Even Lark's friend and longtime real estate adviser, Jeannie Ahearn, didn't get it, at first. Then Lark went to work on her. "I'm a convert now," Ahearn said. "This is really unique. I don't know of anyone doing anything like it. Most people who own rental properties, their first and foremost consideration is their return on investment. For Sue and Nancy, they're prudent investors, but they also get their satisfaction from helping five people and creating a setting where they would feel camaraderie."
Gladys Smith is one tenant who is already camping out at Brindledorf with her 12-year-old daughter Kimara. And for her, it has been an unexpected dream come true.
A single mother, dog owner and PhD candidate who had been living in Harlem, Smith found out in late December, during her final exams, that a grant she had applied for at Howard University came through. She needed a place in the D.C. area immediately. Friends told her Montgomery County had the best schools. So she went on the Internet and found Brindledorf (www.brindledorf.com), where Lark has posted old photographs, descriptions of the suites and a diary of her search for the perfect communal home.
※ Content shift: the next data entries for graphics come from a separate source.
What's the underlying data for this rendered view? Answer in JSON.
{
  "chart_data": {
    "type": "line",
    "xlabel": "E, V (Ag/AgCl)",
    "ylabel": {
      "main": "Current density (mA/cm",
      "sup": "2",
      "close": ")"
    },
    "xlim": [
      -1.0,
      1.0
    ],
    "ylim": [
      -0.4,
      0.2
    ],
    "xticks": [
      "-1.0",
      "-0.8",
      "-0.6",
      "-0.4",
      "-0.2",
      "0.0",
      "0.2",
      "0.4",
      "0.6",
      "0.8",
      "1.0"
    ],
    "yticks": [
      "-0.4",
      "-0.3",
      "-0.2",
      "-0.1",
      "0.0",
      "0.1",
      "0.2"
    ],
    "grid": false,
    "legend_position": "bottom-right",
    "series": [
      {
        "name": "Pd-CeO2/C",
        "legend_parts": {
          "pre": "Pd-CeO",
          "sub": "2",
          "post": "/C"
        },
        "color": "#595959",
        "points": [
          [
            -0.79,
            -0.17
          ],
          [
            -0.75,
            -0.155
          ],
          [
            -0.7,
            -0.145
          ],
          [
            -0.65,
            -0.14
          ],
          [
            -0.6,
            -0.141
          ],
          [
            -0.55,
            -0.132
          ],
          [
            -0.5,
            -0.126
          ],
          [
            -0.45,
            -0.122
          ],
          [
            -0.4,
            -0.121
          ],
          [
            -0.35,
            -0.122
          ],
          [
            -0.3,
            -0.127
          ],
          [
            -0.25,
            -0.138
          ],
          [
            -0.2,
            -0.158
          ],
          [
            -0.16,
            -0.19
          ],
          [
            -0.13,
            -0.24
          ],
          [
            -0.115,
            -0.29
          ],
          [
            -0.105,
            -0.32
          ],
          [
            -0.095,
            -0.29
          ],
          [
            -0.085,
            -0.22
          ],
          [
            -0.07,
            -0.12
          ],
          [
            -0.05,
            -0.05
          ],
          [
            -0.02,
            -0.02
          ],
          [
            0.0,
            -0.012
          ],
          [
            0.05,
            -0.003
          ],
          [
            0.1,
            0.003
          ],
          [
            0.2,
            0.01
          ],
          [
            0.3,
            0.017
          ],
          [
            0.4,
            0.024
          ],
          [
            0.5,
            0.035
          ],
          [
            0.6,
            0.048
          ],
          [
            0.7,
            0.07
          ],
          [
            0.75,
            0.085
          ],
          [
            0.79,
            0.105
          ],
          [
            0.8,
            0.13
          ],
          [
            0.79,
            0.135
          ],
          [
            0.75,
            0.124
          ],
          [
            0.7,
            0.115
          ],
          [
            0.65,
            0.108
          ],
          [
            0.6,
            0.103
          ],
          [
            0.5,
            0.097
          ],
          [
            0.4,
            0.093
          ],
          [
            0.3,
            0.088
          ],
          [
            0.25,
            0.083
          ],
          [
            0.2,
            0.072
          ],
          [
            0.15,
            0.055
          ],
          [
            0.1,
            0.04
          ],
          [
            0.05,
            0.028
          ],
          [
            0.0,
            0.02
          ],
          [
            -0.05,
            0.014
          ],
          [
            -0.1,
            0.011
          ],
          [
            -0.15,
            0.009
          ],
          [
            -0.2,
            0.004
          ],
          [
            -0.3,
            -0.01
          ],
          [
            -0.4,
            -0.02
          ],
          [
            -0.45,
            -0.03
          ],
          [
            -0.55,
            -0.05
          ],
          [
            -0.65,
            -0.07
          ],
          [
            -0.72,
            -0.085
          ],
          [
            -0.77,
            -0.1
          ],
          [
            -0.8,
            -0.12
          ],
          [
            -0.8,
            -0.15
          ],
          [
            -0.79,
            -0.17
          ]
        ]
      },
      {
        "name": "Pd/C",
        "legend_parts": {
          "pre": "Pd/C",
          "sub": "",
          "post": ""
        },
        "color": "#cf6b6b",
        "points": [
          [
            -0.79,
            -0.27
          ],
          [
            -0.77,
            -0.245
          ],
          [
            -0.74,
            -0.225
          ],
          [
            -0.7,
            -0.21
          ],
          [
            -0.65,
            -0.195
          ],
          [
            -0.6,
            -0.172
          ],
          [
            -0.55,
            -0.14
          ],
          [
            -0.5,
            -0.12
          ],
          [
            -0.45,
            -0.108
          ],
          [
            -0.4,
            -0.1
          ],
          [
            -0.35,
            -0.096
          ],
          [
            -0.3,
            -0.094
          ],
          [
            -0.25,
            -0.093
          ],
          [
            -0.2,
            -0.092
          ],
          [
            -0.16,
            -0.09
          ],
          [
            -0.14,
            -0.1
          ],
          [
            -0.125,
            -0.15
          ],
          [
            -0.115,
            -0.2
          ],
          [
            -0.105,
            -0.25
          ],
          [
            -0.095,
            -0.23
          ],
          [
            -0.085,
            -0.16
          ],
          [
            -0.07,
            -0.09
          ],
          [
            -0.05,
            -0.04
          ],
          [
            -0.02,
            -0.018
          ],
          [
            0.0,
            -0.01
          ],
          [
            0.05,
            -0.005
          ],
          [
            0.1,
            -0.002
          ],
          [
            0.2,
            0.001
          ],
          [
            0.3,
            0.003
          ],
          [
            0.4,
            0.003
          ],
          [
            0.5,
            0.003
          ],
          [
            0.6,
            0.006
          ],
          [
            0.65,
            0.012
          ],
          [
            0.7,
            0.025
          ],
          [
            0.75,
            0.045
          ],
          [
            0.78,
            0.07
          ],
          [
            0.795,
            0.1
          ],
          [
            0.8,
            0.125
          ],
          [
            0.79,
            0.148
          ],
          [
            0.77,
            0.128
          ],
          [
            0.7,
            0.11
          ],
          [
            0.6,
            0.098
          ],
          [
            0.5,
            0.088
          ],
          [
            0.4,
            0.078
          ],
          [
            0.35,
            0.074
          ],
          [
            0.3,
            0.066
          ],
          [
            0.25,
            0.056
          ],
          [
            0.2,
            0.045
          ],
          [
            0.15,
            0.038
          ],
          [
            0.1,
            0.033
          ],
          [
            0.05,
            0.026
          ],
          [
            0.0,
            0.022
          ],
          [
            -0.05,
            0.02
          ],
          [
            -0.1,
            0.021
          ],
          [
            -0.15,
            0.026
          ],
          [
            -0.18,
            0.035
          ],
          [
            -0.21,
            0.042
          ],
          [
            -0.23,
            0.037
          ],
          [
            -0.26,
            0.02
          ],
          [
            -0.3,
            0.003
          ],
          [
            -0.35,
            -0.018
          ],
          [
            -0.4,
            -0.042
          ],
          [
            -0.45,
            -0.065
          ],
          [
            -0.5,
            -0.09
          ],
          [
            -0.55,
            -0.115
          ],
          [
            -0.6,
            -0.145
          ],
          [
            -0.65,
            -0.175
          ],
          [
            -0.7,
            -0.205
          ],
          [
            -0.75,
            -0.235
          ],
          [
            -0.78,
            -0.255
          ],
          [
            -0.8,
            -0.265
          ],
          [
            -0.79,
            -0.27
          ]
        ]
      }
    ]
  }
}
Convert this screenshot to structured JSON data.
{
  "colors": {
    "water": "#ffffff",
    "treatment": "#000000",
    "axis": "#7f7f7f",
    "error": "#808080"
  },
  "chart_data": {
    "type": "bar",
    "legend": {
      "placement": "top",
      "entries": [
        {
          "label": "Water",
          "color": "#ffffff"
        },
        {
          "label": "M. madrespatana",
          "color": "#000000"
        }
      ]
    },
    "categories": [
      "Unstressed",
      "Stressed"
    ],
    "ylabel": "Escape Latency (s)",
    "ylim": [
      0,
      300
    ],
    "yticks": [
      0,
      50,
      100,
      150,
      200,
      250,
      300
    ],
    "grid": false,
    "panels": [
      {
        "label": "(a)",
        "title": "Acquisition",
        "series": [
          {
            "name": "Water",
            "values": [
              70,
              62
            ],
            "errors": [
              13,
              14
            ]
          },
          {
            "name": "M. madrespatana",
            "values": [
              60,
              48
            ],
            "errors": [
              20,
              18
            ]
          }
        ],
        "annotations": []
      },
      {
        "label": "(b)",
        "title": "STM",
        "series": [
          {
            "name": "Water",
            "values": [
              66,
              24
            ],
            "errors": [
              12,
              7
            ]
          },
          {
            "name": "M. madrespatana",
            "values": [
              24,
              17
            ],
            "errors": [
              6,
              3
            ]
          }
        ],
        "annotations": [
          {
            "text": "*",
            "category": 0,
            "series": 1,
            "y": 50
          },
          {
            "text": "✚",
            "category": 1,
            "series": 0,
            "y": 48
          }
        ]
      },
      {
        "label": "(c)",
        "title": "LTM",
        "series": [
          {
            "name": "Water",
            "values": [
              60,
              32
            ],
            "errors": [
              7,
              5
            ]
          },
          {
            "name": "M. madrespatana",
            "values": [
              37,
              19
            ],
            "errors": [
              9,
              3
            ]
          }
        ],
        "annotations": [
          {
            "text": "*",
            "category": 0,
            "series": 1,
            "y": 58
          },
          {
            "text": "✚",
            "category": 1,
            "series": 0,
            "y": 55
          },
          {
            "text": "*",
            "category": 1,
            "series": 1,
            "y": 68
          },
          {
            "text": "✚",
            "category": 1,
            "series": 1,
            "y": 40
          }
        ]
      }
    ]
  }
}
"On the Internet, it sounded like a hippie-type thing. I didn't think I would like it. And when I drove up, it looked a little shaggy," Smith said. "But I saw the separate suites, the separate entrances, how you could have total privacy as well as common areas to be part of a community, and I really liked it."
Her first night there, she had a late class. As she rushed out the door, she showed Kimara where the frozen TV dinners were. Sue and Nancy Eynon Lark, visiting with their son Riley, said not to worry. When Smith returned home later that evening, the four were sitting around the fireplace, eating sandwiches.
"Before we moved, I was worried about moving to a new community and not knowing anyone. That can feel so isolating. Sometimes I have late classes, and I worried about my daughter being alone in an apartment," she said. "Now, [fellow tenant] John has offered to help me if I need help picking her up from school. He and Jen are taking her bike riding while I work in the lab this Saturday. And we all had a big Super Bowl party in the living room. This is really a perfect place for me."
For all her passion and her angst about her vision, Lark's final entry into her Web diary says it all: "We built it. And they came."